Following the discovery of a “human” limb with flesh replaced by a form of bio-metal, S.W.O.R.D., a United States Special Forces unit that polices treaty violations, is dispatched to infiltrate Japan. The unit, which is led by female commander Vexille, teams with an underground rebel force in Tokyo. The revelation of Japan’s new reality shakes Vexille, as she witnesses the destruction of both land and citizenry by Daiwa and the monstrous Jags, whirling, metallic android cyclones (reminiscent of Dune’s sandworms) that seek out and devour any form of metal in their path.

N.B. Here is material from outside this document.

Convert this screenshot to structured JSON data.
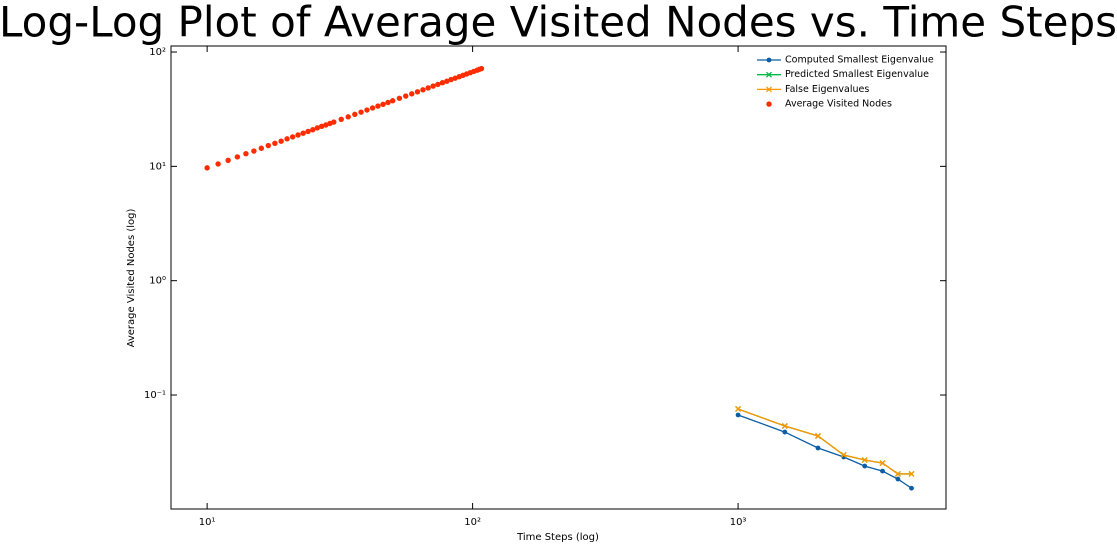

Vexille director Fumihiko Sori is a visual-effects specialist who made his directorial debut with the 2002 smash Ping Pong and who was producer and VFX director on the groundbreaking Appleseed. With Vexille, he reaches new levels of excellence in the world of animated art, placing expressive characters against a landscape of stunning vistas. These visuals serve as a springboard for breathtaking action sequences that race in tune to the staccato music of DJ Paul Oakenfold, the film’s soundtrack supervisor. A nest of spider-like battle droids blast away at hulking robotic opponents; all-terrain vehicles rip through the desert pursued by the voracious metallic worms; agents in gleaming battle armour crash and spin in high speed chases.
However, contained within this multi-sensory spectacle is a reflection on the role technology will play in our future, with the potential to both liberate and inhibit humankind. This film’s contemplations are heightened by Sori’s unusual, introspective decision to position Japan in the role of the story’s international villain.